I'm not sure on how to find the gradient in polar coordinates. The thing that troubles me the most is how to find the unit vectors $\hat{r}$ and $\hat{\theta}$. My approach for the rest is expressing the partial derivatives in respect of $r$ and $\theta$ using the chain rule.
How can I get around solving this problem?
The gradient operator in 2-dimensional Cartesian coordinates is $$ \nabla=\hat{\pmb e}_{x}\frac{\partial}{\partial x}+\hat{\pmb e}_{y}\frac{\partial}{\partial y} $$ The most obvious way of converting this into polar coordinates would be to write the basis vectors $\hat{\pmb e}_x$ and $\hat{\pmb e}_{y}$ in terms of $\hat{\pmb e}_{r}$ and $\hat{\pmb e}_{\theta}$ and write the partial derivatives $\frac{\partial}{\partial x}$ and $\frac{\partial}{\partial y}$ in terms of $\frac{\partial}{\partial r}$ and $\frac{\partial}{\partial \theta}$ using the chain rule.
So we have: $$ \begin{align} \hat{\pmb e}_{x}&=\cos\theta\, \hat{\pmb e}_{r}-\sin\theta\, \hat{\pmb e}_{\theta} \\ \hat{\pmb e}_{y}&=\sin\theta\, \hat{\pmb e}_{r}+\cos\theta\, \hat{\pmb e}_{\theta} \\ &\\ \frac{\partial}{\partial x}&=\frac{\partial r}{\partial x}\frac{\partial}{\partial r}+\frac{\partial\theta}{\partial x}\frac{\partial}{\partial \theta} \\ \frac{\partial}{\partial y} &=\frac{\partial r}{\partial y}\frac{\partial}{\partial r}+\frac{\partial\theta}{\partial y}\frac{\partial}{\partial \theta} \end{align} $$ Observing that $r=\sqrt{x^2+y^2}$ and $\theta=\arctan\left(\frac{y}{x}\right)$, we have $$ \begin{align} \frac{\partial r}{\partial x}&=\cos\theta &\frac{\partial r}{\partial y}&=\sin\theta\\ \frac{\partial\theta}{\partial x}&=-\frac{\sin\theta}{r} & \frac{\partial\theta}{\partial y}&=\frac{\cos\theta}{r} \end{align} $$ and $$ \begin{align} \nabla&=\hat{\pmb e}_{x}\frac{\partial}{\partial x}+\hat{\pmb e}_{y}\frac{\partial}{\partial y}\\ &=(\cos\theta\, \hat{\pmb e}_{r}-\sin\theta\, \hat{\pmb e}_{\theta})\left(\frac{\partial r}{\partial x}\frac{\partial}{\partial r}+\frac{\partial\theta}{\partial x}\frac{\partial}{\partial \theta}\right)+(\sin\theta\, \hat{\pmb e}_{r}+\cos\theta\, \hat{\pmb e}_{\theta})\left( \frac{\partial r}{\partial y}\frac{\partial}{\partial r}+\frac{\partial\theta}{\partial y}\frac{\partial}{\partial \theta} \right)\\ &=\ldots\\ &=\hat{\pmb e}_{r}\frac{\partial }{\partial r}+\hat{\pmb e}_{\theta}\frac{1}{r}\frac{\partial }{\partial \theta}. \end{align} $$
This certainly gives the right answer, but there is a quicker way.

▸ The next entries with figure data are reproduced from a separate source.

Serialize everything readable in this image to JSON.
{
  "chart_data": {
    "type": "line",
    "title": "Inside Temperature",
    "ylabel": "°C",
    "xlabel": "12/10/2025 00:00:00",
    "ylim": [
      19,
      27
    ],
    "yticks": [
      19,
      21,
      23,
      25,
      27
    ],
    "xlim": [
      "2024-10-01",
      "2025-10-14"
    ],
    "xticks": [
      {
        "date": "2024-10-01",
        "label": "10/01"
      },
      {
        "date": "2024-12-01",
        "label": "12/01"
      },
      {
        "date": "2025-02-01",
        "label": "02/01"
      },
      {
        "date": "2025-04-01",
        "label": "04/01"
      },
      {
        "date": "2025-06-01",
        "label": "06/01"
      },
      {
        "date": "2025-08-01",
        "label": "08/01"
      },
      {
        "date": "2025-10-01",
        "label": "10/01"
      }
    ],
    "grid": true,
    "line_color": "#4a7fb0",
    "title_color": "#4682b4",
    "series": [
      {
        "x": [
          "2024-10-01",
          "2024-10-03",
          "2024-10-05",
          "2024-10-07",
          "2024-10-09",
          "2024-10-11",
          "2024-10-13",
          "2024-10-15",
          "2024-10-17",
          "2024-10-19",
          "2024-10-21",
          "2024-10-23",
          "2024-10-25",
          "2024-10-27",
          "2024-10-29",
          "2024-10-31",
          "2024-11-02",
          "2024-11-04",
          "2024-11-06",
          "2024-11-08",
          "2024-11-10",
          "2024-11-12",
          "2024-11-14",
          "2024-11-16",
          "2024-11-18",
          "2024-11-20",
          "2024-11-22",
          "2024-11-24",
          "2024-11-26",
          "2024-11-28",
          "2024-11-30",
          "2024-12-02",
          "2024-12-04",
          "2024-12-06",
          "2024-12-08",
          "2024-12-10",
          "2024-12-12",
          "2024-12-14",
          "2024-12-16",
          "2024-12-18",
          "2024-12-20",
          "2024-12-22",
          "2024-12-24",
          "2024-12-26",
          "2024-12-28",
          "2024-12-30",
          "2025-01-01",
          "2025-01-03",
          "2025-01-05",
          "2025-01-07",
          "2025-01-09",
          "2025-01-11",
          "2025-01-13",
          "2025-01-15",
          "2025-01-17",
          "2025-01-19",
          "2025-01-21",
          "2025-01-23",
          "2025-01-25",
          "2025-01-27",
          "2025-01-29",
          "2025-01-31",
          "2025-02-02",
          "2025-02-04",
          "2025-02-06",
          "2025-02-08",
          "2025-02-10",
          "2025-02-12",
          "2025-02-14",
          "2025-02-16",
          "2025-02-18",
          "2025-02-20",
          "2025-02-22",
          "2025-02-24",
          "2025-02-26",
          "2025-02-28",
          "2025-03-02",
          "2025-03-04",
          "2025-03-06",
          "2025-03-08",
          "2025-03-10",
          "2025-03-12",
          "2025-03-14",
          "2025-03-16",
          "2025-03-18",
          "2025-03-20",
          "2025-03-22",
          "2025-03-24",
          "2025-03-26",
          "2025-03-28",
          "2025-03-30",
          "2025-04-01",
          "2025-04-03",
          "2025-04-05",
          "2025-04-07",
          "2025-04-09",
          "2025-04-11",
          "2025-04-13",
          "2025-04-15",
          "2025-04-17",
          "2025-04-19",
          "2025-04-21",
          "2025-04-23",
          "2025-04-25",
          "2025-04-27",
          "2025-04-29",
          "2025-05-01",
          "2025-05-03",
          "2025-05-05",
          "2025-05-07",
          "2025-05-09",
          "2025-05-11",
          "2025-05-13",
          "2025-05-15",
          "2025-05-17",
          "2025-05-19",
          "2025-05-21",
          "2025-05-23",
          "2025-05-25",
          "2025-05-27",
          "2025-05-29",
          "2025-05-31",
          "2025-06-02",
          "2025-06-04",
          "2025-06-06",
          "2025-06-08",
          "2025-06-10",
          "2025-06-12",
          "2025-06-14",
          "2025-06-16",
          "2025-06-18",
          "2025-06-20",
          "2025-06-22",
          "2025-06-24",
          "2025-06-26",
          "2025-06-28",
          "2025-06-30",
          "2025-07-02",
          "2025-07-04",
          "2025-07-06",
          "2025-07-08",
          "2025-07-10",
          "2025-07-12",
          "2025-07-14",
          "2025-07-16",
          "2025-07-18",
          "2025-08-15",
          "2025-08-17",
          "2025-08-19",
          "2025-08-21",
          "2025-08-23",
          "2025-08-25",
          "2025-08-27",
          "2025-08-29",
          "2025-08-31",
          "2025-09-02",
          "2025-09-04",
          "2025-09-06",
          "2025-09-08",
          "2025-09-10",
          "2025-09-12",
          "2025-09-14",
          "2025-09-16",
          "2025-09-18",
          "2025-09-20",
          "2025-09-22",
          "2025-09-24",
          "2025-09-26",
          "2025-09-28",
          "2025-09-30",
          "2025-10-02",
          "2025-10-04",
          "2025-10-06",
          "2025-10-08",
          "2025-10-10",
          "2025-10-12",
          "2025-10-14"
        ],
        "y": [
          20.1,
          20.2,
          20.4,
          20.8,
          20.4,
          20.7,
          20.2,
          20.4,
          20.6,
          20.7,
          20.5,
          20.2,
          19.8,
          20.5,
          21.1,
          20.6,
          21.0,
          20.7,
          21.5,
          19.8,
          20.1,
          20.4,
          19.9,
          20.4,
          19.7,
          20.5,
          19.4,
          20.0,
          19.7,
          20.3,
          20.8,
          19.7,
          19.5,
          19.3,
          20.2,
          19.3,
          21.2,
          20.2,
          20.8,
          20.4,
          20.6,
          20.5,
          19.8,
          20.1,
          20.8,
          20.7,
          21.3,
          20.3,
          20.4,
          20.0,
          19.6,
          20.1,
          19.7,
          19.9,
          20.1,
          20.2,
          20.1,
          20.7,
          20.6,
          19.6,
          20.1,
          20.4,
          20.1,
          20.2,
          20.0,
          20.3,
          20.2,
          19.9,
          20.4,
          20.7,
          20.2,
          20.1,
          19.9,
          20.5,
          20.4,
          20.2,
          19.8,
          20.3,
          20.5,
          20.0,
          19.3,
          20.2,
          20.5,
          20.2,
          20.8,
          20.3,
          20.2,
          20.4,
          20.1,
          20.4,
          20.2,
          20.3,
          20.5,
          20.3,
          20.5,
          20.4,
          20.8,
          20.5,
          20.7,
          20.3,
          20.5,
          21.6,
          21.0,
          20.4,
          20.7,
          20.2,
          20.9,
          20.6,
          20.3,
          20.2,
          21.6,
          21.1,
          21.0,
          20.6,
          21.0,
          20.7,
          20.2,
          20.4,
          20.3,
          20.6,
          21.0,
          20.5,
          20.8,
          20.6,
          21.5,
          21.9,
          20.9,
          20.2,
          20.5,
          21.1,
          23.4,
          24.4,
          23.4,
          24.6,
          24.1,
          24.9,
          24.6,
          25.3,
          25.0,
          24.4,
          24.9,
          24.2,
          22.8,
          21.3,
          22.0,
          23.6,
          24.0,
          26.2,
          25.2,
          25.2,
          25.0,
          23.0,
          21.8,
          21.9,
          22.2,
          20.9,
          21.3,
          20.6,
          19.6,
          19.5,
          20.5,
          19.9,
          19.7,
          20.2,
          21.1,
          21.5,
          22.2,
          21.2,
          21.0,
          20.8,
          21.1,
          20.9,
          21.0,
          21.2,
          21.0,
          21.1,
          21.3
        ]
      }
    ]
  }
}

Consider a function $f(\pmb r)$ in polar coordinates: this is a function $f(r,\theta)$. The small change in going from the point $\pmb r$ with coordinates $(r,\theta)$ to the point $\pmb r+\operatorname{d}\pmb r$ with coordinates $(r + \operatorname{d}r,\theta + \operatorname{d}\theta)$ is $$ \operatorname{d}f=\frac{\partial f}{\partial r}\operatorname{d}r+\frac{\partial f}{\partial \theta}\operatorname{d}\theta \tag 1 $$ Observe that $\operatorname{d}f=\operatorname{d}\pmb r\cdot \nabla f$ and $\operatorname{d}\pmb r=\operatorname{d}r\hat{\pmb e}_{r}+r\operatorname{d}\theta \hat{\pmb e}_{\theta}$. Suppose, then, that $$ \nabla f=\alpha\hat{\pmb e}_{r}+\beta \hat{\pmb e}_{\theta} $$ where $\alpha$ and $\beta$ are to be found. We get $$\operatorname{d}f=\operatorname{d}\pmb r\cdot \nabla f=\left(\operatorname{d}r\hat{\pmb e}_{r}+r\operatorname{d}\theta \hat{\pmb e}_{\theta}\right)\cdot\left(\alpha\hat{\pmb e}_{r}+\beta \hat{\pmb e}_{\theta}\right)=\alpha\operatorname{d}r+\beta r\operatorname{d}\theta \tag 2$$ because $\hat{\pmb e}_{r}\cdot\hat{\pmb e}_{r}=\hat{\pmb e}_{\theta}\cdot \hat{\pmb e}_{\theta}=1$ and $\hat{\pmb e}_{\theta}\cdot \hat{\pmb e}_{r}=0$. Comparing (1) and (2) we see that $\alpha=\frac{\partial f}{\partial r}$ and $\beta=\frac{1}{r}\frac{\partial f}{\partial \theta}$. Therefore, we get $$\nabla f=\hat{\pmb e}_{r}\frac{\partial f}{\partial r}+\hat{\pmb e}_{\theta}\frac{1}{r}\frac{\partial f}{\partial \theta}$$ and we can identify the gradient operator itself as $$ \nabla =\hat{\pmb e}_{r}\frac{\partial }{\partial r}+\hat{\pmb e}_{\theta}\frac{1}{r}\frac{\partial }{\partial \theta}. $$